It’s nice to know when this blog is working as intended. In addition to the readership, which has been growing steadily, one sign that I’m reaching my target audience is that I’m getting occasional emails from young people seeking career advice about entering the technical communication field. I just received another of those emails yesterday.
The young man who contacted me is working on a bachelor’s degree in computer science with a minor in English and was asking about the utility of pursuing a graduate certificate in technical writing. He was also interested in any further advice I might have regarding improving his marketability in the job hunt. My response is below. If there’s one piece of advice I’d add, it would be to develop a solid network of peers, mentors, and professionals as you do your work well. Knowing a bunch of people doesn’t do you much good if they also know you to be a shoddy worker. Onward!
Okay, now that I’ve had sleep and some caffeine, I can respond a little more coherently.
So you want to be a professional technical writer. Good for you! I see that you “speak” C++ and Java. You’ve got an advantage over me, as I’m allergic to coding. X-) Given that advantage and your interests, I’d say you’ll be in a good position to find work in your chosen field, even without a technical writing certificate. The certificate wouldn’t hurt, I suppose, but you might want to check your career options before spending money on education you don’t need. I got a master’s degree in tech writing because I needed to prove to the rocket scientists that I was serious as a technical communicator, and writing letters for Disney World while having a B.A. in English Literature was not going to cut it.

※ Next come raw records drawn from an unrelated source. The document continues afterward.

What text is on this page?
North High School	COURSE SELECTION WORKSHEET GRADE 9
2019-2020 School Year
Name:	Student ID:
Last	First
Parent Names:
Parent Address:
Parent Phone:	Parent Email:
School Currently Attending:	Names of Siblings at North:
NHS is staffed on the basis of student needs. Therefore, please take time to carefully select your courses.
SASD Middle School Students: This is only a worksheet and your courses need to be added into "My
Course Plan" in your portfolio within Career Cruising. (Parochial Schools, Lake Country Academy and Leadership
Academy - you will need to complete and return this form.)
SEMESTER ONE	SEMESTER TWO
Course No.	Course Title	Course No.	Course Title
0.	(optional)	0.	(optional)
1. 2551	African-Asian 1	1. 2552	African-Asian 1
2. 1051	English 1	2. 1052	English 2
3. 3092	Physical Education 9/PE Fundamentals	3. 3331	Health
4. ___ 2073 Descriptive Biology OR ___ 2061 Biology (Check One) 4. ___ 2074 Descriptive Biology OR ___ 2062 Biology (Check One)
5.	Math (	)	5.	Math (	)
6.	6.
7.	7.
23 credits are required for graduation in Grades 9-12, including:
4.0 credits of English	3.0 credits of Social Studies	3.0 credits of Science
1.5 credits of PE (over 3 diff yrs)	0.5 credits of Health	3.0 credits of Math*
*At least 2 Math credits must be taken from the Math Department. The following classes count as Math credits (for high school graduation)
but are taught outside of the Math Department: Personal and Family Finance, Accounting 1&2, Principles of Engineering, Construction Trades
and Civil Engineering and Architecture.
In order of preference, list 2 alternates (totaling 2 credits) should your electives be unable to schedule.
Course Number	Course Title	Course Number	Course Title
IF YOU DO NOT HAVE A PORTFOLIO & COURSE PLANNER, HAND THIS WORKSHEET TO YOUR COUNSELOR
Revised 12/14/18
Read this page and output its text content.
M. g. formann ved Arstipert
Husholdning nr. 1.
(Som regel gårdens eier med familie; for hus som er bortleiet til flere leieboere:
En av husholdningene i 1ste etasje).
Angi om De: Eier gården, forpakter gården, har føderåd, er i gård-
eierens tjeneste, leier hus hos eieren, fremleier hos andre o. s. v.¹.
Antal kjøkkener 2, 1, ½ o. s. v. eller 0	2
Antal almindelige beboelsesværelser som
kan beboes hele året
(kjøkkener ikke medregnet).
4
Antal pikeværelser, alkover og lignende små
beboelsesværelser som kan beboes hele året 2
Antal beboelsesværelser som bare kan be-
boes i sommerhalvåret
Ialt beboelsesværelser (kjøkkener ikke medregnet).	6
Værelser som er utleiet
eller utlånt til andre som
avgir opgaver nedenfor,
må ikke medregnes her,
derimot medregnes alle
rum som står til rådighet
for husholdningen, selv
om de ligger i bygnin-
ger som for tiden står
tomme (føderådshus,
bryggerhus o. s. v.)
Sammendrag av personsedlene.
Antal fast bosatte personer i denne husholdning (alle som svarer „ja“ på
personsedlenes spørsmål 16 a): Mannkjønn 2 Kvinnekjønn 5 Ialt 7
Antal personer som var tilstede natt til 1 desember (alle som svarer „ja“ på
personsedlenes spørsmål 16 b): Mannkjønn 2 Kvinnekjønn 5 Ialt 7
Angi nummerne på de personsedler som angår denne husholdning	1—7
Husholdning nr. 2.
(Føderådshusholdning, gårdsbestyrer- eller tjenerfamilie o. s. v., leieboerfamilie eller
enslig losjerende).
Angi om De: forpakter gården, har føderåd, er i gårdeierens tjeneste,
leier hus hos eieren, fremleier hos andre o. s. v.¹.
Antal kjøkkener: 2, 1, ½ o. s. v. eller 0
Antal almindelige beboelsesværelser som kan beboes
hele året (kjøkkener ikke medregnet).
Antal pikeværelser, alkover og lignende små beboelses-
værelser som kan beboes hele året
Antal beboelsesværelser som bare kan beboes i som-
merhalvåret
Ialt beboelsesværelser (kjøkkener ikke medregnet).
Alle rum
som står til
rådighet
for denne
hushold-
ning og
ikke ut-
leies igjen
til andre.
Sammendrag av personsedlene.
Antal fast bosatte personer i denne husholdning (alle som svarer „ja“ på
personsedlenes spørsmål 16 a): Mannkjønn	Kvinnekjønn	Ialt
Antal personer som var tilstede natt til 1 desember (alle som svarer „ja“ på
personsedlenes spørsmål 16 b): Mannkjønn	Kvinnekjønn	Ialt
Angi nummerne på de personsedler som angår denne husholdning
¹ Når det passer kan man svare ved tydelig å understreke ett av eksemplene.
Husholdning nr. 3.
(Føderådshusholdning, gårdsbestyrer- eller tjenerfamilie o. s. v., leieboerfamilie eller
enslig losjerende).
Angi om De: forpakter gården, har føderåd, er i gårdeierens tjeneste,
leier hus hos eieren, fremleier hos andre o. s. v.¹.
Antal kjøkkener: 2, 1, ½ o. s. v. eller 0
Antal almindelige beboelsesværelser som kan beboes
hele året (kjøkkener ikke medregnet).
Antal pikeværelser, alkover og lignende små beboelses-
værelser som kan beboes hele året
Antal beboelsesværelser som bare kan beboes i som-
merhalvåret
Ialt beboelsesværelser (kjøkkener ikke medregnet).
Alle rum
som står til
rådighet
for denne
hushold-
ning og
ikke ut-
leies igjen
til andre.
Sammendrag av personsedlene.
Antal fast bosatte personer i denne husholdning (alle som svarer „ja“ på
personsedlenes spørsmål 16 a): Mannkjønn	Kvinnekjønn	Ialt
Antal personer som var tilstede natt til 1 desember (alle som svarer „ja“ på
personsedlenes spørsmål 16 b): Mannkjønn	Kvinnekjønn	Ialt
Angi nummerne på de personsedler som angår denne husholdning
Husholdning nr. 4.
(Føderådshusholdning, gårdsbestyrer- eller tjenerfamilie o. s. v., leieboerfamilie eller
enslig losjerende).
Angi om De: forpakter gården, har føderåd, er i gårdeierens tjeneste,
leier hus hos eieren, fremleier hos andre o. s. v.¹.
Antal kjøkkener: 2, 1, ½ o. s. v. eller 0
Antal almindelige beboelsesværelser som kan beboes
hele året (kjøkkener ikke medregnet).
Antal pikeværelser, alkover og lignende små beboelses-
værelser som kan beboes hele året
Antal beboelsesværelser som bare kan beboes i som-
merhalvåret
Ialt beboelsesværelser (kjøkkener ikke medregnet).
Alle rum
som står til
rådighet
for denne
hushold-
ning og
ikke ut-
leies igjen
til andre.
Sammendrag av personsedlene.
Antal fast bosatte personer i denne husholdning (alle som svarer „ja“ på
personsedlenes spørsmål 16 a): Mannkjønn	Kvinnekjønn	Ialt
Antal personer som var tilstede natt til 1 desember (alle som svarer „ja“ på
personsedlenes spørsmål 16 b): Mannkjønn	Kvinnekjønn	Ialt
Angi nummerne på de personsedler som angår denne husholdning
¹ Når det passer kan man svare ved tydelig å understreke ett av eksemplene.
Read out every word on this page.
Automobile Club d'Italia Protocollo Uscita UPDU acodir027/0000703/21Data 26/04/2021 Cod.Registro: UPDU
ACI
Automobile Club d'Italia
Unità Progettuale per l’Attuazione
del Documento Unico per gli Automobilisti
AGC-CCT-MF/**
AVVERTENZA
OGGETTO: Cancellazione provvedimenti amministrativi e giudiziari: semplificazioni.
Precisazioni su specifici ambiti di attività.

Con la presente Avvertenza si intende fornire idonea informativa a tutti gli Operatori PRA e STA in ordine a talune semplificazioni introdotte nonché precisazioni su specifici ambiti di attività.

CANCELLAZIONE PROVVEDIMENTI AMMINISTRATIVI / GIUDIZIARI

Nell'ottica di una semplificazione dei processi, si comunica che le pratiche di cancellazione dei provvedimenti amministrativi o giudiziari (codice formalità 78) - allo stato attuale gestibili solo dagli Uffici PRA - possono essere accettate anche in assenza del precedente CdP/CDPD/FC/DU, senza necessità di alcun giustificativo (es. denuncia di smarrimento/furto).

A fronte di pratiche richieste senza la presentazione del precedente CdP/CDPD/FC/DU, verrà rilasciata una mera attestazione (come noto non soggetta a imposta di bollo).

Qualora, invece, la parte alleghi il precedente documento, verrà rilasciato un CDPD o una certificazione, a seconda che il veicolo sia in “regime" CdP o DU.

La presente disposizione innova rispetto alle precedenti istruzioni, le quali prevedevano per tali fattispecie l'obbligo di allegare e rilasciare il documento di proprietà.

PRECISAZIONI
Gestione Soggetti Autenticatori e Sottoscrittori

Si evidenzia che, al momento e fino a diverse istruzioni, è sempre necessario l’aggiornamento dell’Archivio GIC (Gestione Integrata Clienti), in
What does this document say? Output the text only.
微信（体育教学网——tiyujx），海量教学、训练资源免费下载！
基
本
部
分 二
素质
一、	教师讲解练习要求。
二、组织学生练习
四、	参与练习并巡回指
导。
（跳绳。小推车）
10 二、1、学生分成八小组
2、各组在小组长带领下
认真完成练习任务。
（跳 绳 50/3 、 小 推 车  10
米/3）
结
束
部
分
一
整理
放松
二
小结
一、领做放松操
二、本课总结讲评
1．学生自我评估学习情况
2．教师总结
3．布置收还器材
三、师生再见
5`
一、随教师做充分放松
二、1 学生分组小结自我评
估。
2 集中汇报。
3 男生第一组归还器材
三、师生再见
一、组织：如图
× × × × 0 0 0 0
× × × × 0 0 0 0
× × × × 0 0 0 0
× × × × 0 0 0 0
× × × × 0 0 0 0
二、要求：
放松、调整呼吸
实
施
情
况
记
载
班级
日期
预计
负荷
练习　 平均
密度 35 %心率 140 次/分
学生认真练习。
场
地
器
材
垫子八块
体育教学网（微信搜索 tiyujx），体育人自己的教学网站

Re: job hunting marketability
Start a portfolio of your projects–the good ones, of course–and polish up others that you can add to the mix to show that you have experience writing specific types of documents: design documents, technical requirements, interface descriptions, and so forth.
The big battle technical communicators are facing right now is that companies are still in a downsizing mood. They’d rather hire “an engineer who can write” rather than an English major with a flair for communicating clearly about technology. So, again, you’re ahead of me on that score. My day-job work for the last 8 years has been in a very narrow niche: technical and outreach writing for space and rocket propulsion engineering. The way I earned credibility in the aerospace field (besides getting the M.A.) was by doing a lot of extracurricular writing in my topic of choice, space exploration. So if you are looking for things to beef up your resume, I’d go in that direction. Is there a computer or coding club by you? Perhaps you could volunteer to help them write their documentation. Are there computer people or other techies who are trying to start a business? Find out if they need help writing their business plan. Diversity is helpful because it can lead to other work.
Most of my work is in proposal and marketing/outreach writing. I am not a documentation writer because that stuff bores me a little. I AM passionate about helping bright people get their messages out and their products/ideas sold. If I had one final bit of advice for you, it would be to get clear about what type of work you like to do. My blog is full of articles on such things, so I encourage you to review that as well. It covers anything from future markets for tech writing to what size company provides the best working environment. Speaking of the blog, I might post this note on my blog, since you’re not the first person to query me for advice. There are no big secrets here, so I hope you don’t mind.
Good luck to you, and keep me posted on your progress. Thanks again for contacting me.